I remember the life lessons. She showed us through words and actions that each student was special and important in their own unique way. She told us to “Do right, even if the stars fall.” She demonstrated the unconditional love of Christ every day.

When I was in first grade, Ms. Gordey asked me what I wanted to be when I grew up. I told her that I wanted to be a writer, a “poetess” to be exact. She encouraged my pursuit. When the assignment was to write a story, she let me write a poem instead. She even allowed me to sign my name “Poetess Anna” on several occasions. The goal of my 6-year-old life was to write poems that made her giggle.

But I did not become a poetess.

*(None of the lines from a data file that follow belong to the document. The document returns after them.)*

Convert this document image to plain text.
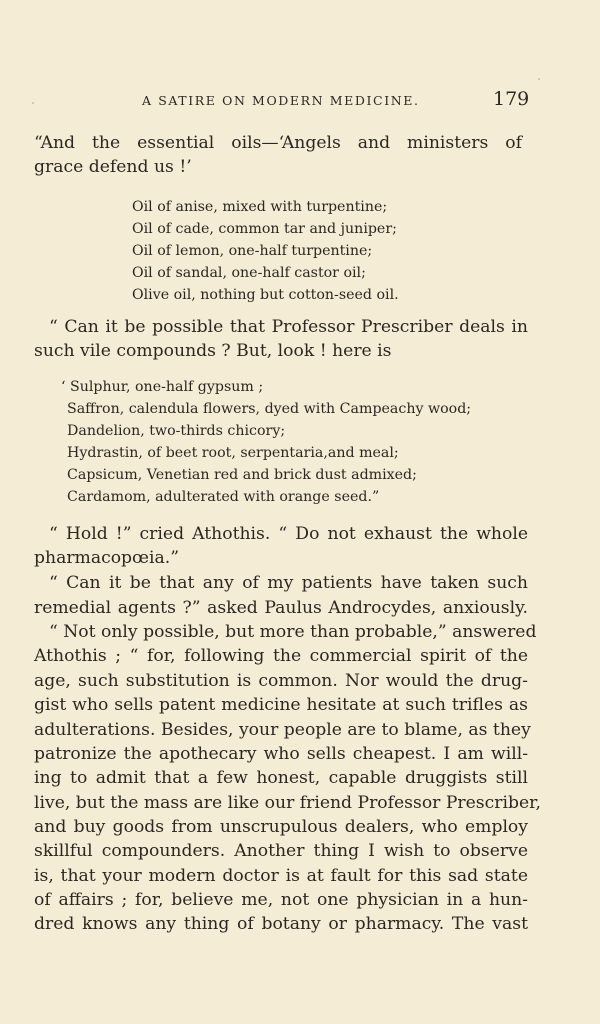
A SATIRE ON MODERN MEDICINE.	179
“And the essential oils—‘Angels and ministers of
grace defend us !’
Oil of anise, mixed with turpentine;
Oil of cade, common tar and juniper;
Oil of lemon, one-half turpentine;
Oil of sandal, one-half castor oil;
Olive oil, nothing but cotton-seed oil.
“ Can it be possible that Professor Prescriber deals in
such vile compounds ? But, look ! here is
‘ Sulphur, one-half gypsum ;
Saffron, calendula flowers, dyed with Campeachy wood;
Dandelion, two-thirds chicory;
Hydrastin, of beet root, serpentaria,and meal;
Capsicum, Venetian red and brick dust admixed;
Cardamom, adulterated with orange seed.”
“ Hold !” cried Athothis. “ Do not exhaust the whole
pharmacopœia.”
“ Can it be that any of my patients have taken such
remedial agents ?” asked Paulus Androcydes, anxiously.
“ Not only possible, but more than probable,” answered
Athothis ; “ for, following the commercial spirit of the
age, such substitution is common. Nor would the drug-
gist who sells patent medicine hesitate at such trifles as
adulterations. Besides, your people are to blame, as they
patronize the apothecary who sells cheapest. I am will-
ing to admit that a few honest, capable druggists still
live, but the mass are like our friend Professor Prescriber,
and buy goods from unscrupulous dealers, who employ
skillful compounders. Another thing I wish to observe
is, that your modern doctor is at fault for this sad state
of affairs ; for, believe me, not one physician in a hun-
dred knows any thing of botany or pharmacy. The vast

I became a teacher.

When I was in college I chose elementary education as my major because 1) I was not sure I could make a living as a poetess and 2) when thinking about the people who had most influenced my life up to that point, I could not deny the impact of Mrs.Gordey.

Mrs. Gordey ignited the spark that lit my lifelong passion for learning. She saw my potential and I strove to make her proud. A laugh and a hug from Mrs. Gordey was better than any gold star. The confidence that was instilled in me in the first grade has lasted my whole life.

I can only hope to have the honor to take what Mrs. Gordey gave me and pass it on to another. I became a teacher because of Mrs. Gordey.

I am currently on a break from my teaching position as a stay-at-home mom while I raise my three children, but even as a mother I endeavor to impart the lessons I learned in my first grade classroom 25 years ago. I try to laugh with them, to have fun with them and most importantly, to show them how to love God and love others.

As a teacher I learned something that Mrs. Gordey has known for decades. I learned that you cannot teach a child anything until that child knows you truly care. You cannot instruct a child’s head until you capture his heart.

Mrs. Gordey has captured the hearts of hundreds of children. Those children are forever inspired and impacted just by knowing her. Mrs. Gordey has made the world a better place, one tiny heart at a time.